The pamphlet was created by Charles H. Eggleston, the editor of the Anaconda Standard, though it lists no author. It masqueraded as a supplement to An Address to the People of Montana, a pro-Helena pamphlet that degraded the city of Anaconda for its working-class, little-educated, and industrial population. Although the pamphlet lists Helena as its original print location, and a contemporaneous newspaper account said the pamphlet was printed "by some every-day citizen of Helena" who was "disgusted" with An Address to the People of Montana, Helena's Social Supremacy was likelier printed elsewhere. It contains 48 pages, some with illustrations, and has a page size of 16.511.2 cm. Upon its completion, the Great Falls Weekly Tribune reported that the committee in charge of the Address sent an attaché of "paid spies" to uncover the author's identity.

The pamphlet played into the view of Helena as a pretentious and elite city. In one segment, it reported that Helena had hundreds of women—774—who owned poodle dogs, while Anaconda had precisely zero.

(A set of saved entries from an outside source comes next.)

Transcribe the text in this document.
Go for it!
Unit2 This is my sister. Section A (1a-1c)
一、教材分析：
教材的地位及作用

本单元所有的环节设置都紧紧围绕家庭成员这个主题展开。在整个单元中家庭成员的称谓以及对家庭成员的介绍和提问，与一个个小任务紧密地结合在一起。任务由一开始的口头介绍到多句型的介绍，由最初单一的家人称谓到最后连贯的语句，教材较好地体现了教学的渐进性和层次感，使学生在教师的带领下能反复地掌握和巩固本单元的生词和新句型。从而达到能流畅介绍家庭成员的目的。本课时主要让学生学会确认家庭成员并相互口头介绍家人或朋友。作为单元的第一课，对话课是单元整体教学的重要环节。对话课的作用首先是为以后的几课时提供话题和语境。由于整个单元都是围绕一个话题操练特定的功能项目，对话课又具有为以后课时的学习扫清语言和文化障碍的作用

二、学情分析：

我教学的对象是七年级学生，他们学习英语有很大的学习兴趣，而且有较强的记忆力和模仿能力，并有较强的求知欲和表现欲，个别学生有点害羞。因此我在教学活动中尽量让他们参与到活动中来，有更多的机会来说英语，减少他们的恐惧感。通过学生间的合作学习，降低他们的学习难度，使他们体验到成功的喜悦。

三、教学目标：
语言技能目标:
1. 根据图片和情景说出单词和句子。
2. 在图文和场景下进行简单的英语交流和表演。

Where the Address had painted Marcus Daly—the corporate leader of Anaconda—as rapacious, the satire instead developed a rags to riches story of an egalitarian gentleman; the satire said the apparent ineffectiveness of the Address in demonstrating his greed was because of Helena's "proverbial tenderness of heart and nobility of soul". It satirized the Helenan view of other towns by portraying them as relatively advanced and progressive: Boulder boys and girls finely danced, the residents of Phillipsburg brushed their teeth, and Anacondans did not consider it "good fun to interrupt funeral services with a charivari" (mock parade).

Although thousands of copies of the pamphlet were probably produced in the lead-up to the referendum, an estimate in 1940 placed the number surviving at around six. Around that time, one copy was repatriated to Montana—and then to the state treasurer's archives—after being held on the East Coast for several decades.